APK Towing - the Toms River firm accused of grossly overcharging Seaside Heights superstorm victims to reclaim cars and boats its drivers pulled in the aftermath - reaches final terms with the state that involves about 50 unclaimed vehicles and vessels.


The company came under public fire and state scrutiny after a spate of complaints in the days immediately following Sandy. A November 20 agreement with New Jersey Attorney General Jeffrey Chiesa required owners to return about 70 vehicles and vessels at no charge. However, the terms didn't take into account anyone who paid APK before that date.

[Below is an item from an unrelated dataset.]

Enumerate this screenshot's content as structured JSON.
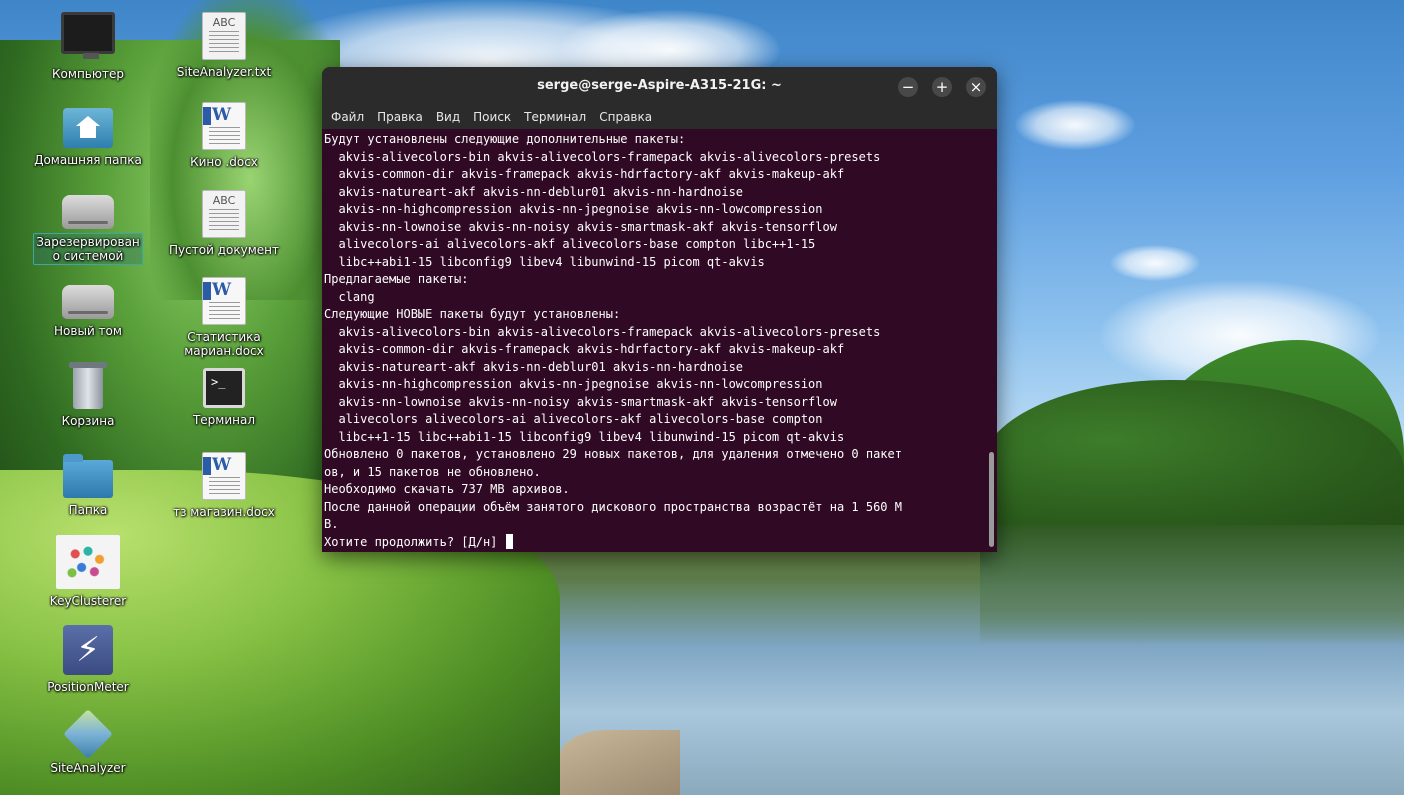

According to a statement from Chiesa's office, it is presumed that the unclaimed units are either beyond repair or covered by insurance claims. Owners will be notified of a 21-day window to reclaim their properties. Any still remaining will be scrapped, and the proceeds will go to those who paid prior to November 20th.

"We did not want these consumers, already victims of Hurricane Sandy, to be victimized again," Chiesa said in a prepared statement. "They did nothing wrong and Division of Consumer Affairs investigators worked diligently to resolve this matter and allow these storm survivors to move forward without this unnecessary burden."

The consent order requires APK to adhere to New Jersey's Consumer Fraud Act and Predatory Towing Act and to refrain from offering or selling merchandise at excessive prices during a state of emergency and for 30 days after the declaration is lifted.

State officials agreed to suspend APK's $15,669 payment for investigative costs and vacate it after one year, but reinstating it if the company fails to abide fully by the agreement.